NYT Dining Section Roundup: Korean Fried Chicken, Unlaid Eggs, and a New Column

The New York Times introduces a new column today: A Good Appetite by Melissa Clark. Its first installment is A Morning Meal Begs to Stay Up Late, exploring polenta's potential as a dinner item (it of course being the first cousin of grits): "It’s a perfect first recipe for this column devoted to foods I’m hankering to eat and proud to feed to anyone willing to pull up a chair ... or a couch. These are foods that are easy to cook and that speak to everyone, either stirring a memory or creating one."

Other highlights:

Marian Burros discovers the unexpected delight of unlaid eggs, which are eggs in varying stages of development that haven't been laid and are harvested from hens sent to slaughter. "[Dan] Barber tried lightly scrambling the eggs with fresh herbs from the greenhouse garden and served them in eggshells. This is what the unlaid egg should taste like: a deep, concentrated flavor, a hint of sweetness, but not overly rich. “You don’t get that in a full egg,” Mr. Barber noted."
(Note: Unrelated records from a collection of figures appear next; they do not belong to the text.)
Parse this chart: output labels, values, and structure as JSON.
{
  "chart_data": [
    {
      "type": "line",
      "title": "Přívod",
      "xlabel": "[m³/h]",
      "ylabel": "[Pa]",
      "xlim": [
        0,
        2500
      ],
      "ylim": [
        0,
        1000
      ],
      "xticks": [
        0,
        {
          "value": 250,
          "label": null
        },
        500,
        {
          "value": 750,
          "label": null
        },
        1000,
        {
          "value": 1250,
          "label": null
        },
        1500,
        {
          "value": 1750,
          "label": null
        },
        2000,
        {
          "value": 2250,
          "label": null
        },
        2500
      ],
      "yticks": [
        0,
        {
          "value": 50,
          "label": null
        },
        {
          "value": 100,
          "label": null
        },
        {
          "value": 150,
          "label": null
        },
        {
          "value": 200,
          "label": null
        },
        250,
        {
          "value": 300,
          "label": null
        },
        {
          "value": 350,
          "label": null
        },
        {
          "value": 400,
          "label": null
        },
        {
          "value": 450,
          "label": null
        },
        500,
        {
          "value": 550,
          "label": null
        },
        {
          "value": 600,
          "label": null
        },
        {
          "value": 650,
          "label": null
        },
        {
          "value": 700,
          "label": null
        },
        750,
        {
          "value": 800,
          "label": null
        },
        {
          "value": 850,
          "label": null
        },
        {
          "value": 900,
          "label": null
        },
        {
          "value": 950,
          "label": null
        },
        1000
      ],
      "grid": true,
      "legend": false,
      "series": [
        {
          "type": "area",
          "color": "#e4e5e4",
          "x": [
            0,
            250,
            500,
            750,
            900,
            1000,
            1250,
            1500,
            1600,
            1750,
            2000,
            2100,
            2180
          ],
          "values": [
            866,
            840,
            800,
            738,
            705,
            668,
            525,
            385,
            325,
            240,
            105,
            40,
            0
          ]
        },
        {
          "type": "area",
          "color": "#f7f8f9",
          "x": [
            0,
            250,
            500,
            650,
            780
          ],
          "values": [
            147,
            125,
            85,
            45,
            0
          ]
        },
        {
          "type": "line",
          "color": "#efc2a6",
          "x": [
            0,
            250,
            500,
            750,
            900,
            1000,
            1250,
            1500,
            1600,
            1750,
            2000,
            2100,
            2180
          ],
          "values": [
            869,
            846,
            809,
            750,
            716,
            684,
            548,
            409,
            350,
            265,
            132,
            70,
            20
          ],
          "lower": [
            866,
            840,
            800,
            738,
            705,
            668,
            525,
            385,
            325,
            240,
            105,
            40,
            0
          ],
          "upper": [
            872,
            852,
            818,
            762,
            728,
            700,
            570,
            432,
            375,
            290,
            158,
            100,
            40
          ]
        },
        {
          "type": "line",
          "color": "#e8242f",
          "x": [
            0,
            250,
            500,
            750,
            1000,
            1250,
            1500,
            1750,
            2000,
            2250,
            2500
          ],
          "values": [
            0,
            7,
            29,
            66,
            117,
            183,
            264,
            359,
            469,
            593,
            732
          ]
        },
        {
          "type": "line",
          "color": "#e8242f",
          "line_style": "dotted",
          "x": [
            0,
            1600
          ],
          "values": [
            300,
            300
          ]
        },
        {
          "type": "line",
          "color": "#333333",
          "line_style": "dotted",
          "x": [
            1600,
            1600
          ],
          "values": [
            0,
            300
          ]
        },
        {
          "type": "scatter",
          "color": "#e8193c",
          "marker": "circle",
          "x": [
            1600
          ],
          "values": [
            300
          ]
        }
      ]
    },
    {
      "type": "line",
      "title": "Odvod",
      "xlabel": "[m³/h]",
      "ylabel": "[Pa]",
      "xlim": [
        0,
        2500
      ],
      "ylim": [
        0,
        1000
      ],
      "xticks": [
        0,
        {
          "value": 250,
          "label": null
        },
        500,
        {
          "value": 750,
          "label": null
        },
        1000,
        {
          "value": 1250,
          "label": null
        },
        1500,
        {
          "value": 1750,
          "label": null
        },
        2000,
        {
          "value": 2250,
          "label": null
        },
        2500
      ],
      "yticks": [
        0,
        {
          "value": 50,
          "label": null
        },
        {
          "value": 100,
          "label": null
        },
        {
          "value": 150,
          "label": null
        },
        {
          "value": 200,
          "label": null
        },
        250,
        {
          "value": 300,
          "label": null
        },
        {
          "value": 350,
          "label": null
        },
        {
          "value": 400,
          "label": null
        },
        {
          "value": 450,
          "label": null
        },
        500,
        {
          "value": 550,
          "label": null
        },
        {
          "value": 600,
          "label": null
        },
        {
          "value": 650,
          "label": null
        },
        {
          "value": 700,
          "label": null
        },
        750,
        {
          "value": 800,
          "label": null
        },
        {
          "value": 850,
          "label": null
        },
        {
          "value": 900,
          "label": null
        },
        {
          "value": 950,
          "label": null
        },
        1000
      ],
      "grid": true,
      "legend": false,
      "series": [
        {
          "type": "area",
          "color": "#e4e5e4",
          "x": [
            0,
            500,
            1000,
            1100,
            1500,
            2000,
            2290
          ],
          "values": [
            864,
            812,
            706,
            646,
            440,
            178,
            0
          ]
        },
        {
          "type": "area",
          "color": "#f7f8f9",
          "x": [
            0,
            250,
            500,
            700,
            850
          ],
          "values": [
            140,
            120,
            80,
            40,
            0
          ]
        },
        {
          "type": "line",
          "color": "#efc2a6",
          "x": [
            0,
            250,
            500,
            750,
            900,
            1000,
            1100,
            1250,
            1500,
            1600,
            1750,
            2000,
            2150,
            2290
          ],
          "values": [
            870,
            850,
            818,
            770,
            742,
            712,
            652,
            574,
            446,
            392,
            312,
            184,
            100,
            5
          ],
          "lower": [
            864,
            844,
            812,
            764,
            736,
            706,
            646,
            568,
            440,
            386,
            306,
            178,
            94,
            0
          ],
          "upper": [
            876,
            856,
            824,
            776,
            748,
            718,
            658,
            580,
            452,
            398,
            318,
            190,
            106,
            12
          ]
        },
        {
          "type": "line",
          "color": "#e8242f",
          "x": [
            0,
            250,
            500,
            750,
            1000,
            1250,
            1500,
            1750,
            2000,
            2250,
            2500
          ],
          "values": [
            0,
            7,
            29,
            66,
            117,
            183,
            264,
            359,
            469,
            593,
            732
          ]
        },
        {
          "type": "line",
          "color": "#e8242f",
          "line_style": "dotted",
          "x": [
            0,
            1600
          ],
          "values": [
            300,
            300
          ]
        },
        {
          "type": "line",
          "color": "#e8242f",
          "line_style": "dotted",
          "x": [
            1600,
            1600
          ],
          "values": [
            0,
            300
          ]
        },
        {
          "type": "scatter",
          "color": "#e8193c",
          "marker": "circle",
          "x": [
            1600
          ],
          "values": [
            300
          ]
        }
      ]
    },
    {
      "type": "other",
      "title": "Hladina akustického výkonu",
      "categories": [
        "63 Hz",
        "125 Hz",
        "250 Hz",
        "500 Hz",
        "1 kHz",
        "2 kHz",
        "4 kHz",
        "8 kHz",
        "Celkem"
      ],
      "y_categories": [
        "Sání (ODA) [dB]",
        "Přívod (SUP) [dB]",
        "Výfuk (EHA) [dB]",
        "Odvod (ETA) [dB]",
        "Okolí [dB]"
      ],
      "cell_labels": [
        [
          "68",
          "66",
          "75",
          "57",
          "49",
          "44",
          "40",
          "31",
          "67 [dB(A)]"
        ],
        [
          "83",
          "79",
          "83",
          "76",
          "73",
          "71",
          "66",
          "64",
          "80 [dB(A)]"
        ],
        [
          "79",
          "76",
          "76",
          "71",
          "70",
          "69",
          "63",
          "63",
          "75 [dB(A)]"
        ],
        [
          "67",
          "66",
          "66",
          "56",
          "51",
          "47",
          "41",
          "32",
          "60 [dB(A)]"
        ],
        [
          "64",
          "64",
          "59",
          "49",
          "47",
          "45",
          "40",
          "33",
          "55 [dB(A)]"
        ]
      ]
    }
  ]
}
Koreans Share Their Secret for Chicken With a Crunch
by Julia Moskin: "Korean-style fried chicken is radically different, reflecting an Asian frying technique that renders out the fat in the skin, transforming it into a thin, crackly and almost transparent crust. (Chinese cooks call this “paper fried chicken.”)"

Move Over, Bagels

From the New York Times this morning: In the long run, like bagels, “you’re going to have arepas in every store,” predicted [Manuel A.] Miranda, whose innovations include a “toaster-friendly” version (square instead of round), and an experimental Web site that offers online sales nationwide.

Mass-produced toaster arepas? Somewhere, Chowhound founder and arepa aficionado Jim Leff is blowing a gasket.